Factors such as the type of product, underlying assets, tax legislation applicable in the relevant jurisdiction, double taxation agreements and possible tax credits, may all play a role in determining the total tax liability for investors invested offshore. Investors should note that in certain countries a withholding tax is levied on interest and dividends. In these cases, the income received by the offshore fund will be after-tax income, although additional tax implications may still arise in South Africa.
Paul Hutchinson’s article, Same, same but different, examines capital gains tax and other key differences between rand-denominated feeder funds and foreign-domiciled international funds.
Will foreign inheritance taxes be payable on death of the investor?
The deceased estate of a South African resident is subject to estate duty in South Africa on the worldwide dutiable property of the deceased.
The South African deceased estate may, however, also be liable for foreign inheritance taxes on offshore assets, depending on whether the applicable foreign jurisdiction levies inheritance tax on assets located in that country. South Africa has entered into double taxation agreements in respect of estate duty with several countries to mitigate the effect of possible double taxation.

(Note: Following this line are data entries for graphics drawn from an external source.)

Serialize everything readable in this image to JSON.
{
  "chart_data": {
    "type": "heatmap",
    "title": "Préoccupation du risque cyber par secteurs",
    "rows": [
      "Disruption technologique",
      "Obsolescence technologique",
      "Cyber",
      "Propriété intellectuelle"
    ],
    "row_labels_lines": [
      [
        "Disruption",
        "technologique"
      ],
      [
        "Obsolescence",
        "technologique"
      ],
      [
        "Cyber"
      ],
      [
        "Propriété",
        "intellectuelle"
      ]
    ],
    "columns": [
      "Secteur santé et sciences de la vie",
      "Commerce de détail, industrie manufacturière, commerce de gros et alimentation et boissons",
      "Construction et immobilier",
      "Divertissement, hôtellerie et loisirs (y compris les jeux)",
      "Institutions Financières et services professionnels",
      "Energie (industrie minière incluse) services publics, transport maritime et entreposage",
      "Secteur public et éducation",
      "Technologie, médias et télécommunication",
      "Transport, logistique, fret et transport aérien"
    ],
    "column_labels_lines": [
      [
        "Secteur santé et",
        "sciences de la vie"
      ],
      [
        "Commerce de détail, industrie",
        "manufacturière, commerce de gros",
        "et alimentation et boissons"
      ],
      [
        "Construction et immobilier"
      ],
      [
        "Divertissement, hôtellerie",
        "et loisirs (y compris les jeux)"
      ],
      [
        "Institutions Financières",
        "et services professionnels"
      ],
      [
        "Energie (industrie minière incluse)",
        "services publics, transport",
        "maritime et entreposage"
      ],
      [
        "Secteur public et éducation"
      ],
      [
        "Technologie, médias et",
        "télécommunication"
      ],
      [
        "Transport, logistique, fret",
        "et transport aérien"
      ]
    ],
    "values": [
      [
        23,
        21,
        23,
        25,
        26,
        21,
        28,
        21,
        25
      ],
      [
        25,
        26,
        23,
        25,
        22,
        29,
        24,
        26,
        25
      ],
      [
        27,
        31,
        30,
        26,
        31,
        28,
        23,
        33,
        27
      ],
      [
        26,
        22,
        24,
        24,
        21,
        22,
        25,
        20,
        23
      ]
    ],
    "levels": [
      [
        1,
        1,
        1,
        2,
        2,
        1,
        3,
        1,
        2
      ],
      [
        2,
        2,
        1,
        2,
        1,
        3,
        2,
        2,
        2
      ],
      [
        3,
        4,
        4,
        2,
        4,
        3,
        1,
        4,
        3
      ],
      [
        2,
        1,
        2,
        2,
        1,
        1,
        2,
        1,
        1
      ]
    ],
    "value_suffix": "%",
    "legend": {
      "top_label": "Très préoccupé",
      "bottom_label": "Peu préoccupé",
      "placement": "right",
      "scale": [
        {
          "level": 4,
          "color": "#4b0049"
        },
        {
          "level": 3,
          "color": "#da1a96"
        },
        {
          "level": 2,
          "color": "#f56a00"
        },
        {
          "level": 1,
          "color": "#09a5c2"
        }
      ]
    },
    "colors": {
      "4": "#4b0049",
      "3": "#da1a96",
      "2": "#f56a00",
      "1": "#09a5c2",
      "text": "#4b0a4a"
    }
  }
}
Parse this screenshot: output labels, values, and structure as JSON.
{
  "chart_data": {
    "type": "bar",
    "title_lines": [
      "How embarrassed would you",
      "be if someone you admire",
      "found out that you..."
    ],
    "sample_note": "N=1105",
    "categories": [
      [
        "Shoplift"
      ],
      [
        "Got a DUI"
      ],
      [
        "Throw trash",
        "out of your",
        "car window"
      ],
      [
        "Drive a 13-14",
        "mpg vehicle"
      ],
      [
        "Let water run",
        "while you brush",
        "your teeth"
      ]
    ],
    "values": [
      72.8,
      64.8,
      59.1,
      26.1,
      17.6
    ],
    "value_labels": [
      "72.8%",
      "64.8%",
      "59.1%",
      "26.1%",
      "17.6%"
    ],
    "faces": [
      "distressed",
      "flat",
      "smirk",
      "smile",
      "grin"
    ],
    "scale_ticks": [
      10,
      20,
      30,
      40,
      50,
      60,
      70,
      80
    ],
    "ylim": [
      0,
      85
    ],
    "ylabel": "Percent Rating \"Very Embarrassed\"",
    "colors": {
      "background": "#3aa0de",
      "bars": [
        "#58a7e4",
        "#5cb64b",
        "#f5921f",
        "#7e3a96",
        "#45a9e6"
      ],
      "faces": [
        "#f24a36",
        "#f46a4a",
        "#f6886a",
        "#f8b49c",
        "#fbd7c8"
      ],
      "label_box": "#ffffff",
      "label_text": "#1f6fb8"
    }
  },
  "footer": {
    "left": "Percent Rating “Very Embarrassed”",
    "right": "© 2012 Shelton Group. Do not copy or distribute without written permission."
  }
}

With regard to GlobalSelect Access, no foreign inheritance tax will be payable on death of a South African resident investor. The investor is not the owner of the underlying assets but owns a policy issued by IAL acting through its Guernsey branch. Currently, no inheritance tax is payable in Guernsey. However, South African estate duty may be payable by the deceased estate of the South African resident investor.
In respect of GlobalSelect Investment Portfolio, South African estate duty and foreign inheritance tax on the foreign assets may be payable, depending on the legislation in the applicable jurisdiction, as well as the type of underlying investment. For example, no foreign inheritance tax will generally be applicable to direct investments in unit trusts where the investor is domiciled outside the relevant jurisdiction.
What about offshore probate?
Offshore probate refers to the process whereby a foreign agent is appointed to wind up foreign assets by way of a grant of probate issued by the foreign court that has jurisdiction over the matter. The South African will of the deceased is sealed by the Master of the High Court and sent to the agent in the foreign jurisdiction, along with a death certificate of the deceased.
The South African estate can only be finalised once the grant of probate is received from the foreign jurisdiction. This could result in significant delays, as well as additional costs for the South African estate.
In respect of the GlobalSelect Access product, provided the investor nominated a beneficiary on the policy who is able to receive the benefit, no offshore probate will be required as the nominated beneficiary will receive the benefit directly.
With regard to the GlobalSelect Investment Portfolio, offshore probate should not be required because the local nominee company is the registered holder of the offshore assets.
Probate may be required in respect of investments directly into shares or offshore funds, depending on the specific jurisdiction.
The importance of advice
From the above it is clear that offshore investments can be quite complex, especially when considering tax implications which depend on various factors as explained above. We therefore recommend that investors obtain expert tax and estate planning advice in the relevant jurisdiction where the foreign assets are held.